There is no indication that inflation is heating up this time, either. Investors wouldn't be snapping up three-year Treasury notes at 1 percent if they were expecting their purchasing power to be ravaged by wolves at any moment.
It's true that if the Fed pumps too many dollars into the financial system, it will eventually mean too much money chasing too few goods, pushing prices through the roof. But in the aftermath of the near-death experience of 2008, banks have been happy to hang on to cash rather than lend it out. By a broad measure known as M2, the money supply has been growing very slowly.
What Bernanke has done to ward off a catastrophic collapse is not at odds with keeping inflation down. In fact, a decade ago it was recommended to the Japanese central bank by Nobel laureate economist Milton Friedman, who was famed for his aversion to inflation.
The spike in commodity prices has raised fears of a 70s-like wage-price spiral: Prices climb, so workers demand pay raises, which causes their employers to raise prices again, which sparks another round of wage increases.
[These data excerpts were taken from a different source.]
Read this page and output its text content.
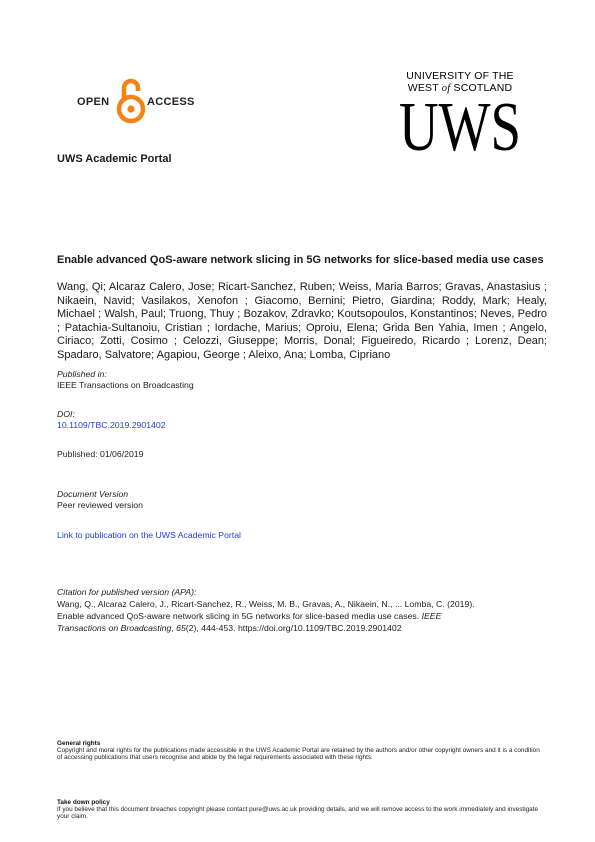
OPEN	ACCESS
UNIVERSITY OF THE
WEST of SCOTLAND
UWS
UWS Academic Portal
Enable advanced QoS-aware network slicing in 5G networks for slice-based media use cases
Wang, Qi; Alcaraz Calero, Jose; Ricart-Sanchez, Ruben; Weiss, Maria Barros; Gravas, Anastasius ; Nikaein, Navid; Vasilakos, Xenofon ; Giacomo, Bernini; Pietro, Giardina; Roddy, Mark; Healy, Michael ; Walsh, Paul; Truong, Thuy ; Bozakov, Zdravko; Koutsopoulos, Konstantinos; Neves, Pedro ; Patachia-Sultanoiu, Cristian ; Iordache, Marius; Oproiu, Elena; Grida Ben Yahia, Imen ; Angelo, Ciriaco; Zotti, Cosimo ; Celozzi, Giuseppe; Morris, Donal; Figueiredo, Ricardo ; Lorenz, Dean; Spadaro, Salvatore; Agapiou, George ; Aleixo, Ana; Lomba, Cipriano
Published in:
IEEE Transactions on Broadcasting
DOI:
10.1109/TBC.2019.2901402
Published: 01/06/2019
Document Version
Peer reviewed version
Link to publication on the UWS Academic Portal
Citation for published version (APA):
Wang, Q., Alcaraz Calero, J., Ricart-Sanchez, R., Weiss, M. B., Gravas, A., Nikaein, N., ... Lomba, C. (2019).
Enable advanced QoS-aware network slicing in 5G networks for slice-based media use cases. IEEE
Transactions on Broadcasting, 65(2), 444-453. https://doi.org/10.1109/TBC.2019.2901402
General rights
Copyright and moral rights for the publications made accessible in the UWS Academic Portal are retained by the authors and/or other copyright owners and it is a condition of accessing publications that users recognise and abide by the legal requirements associated with these rights.
Take down policy
If you believe that this document breaches copyright please contact pure@uws.ac.uk providing details, and we will remove access to the work immediately and investigate your claim.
But you can't have a ham sandwich without ham, and you can't have a wage-price spiral when unemployment is high, workers have little bargaining power and pay is stagnant. Wages and salaries, according to the Bureau of Labor Statistics, are up only 0.4 percent in the past year. Raise your hand if your pay is spiraling -- upward, I mean.
The last epidemic of inflation, in the 1970s and early '80s, was a searing experience, from which the Federal Reserve learned lessons it has no desire to repeat. Is inflation coming back? Sure. Right after the Ford Pinto.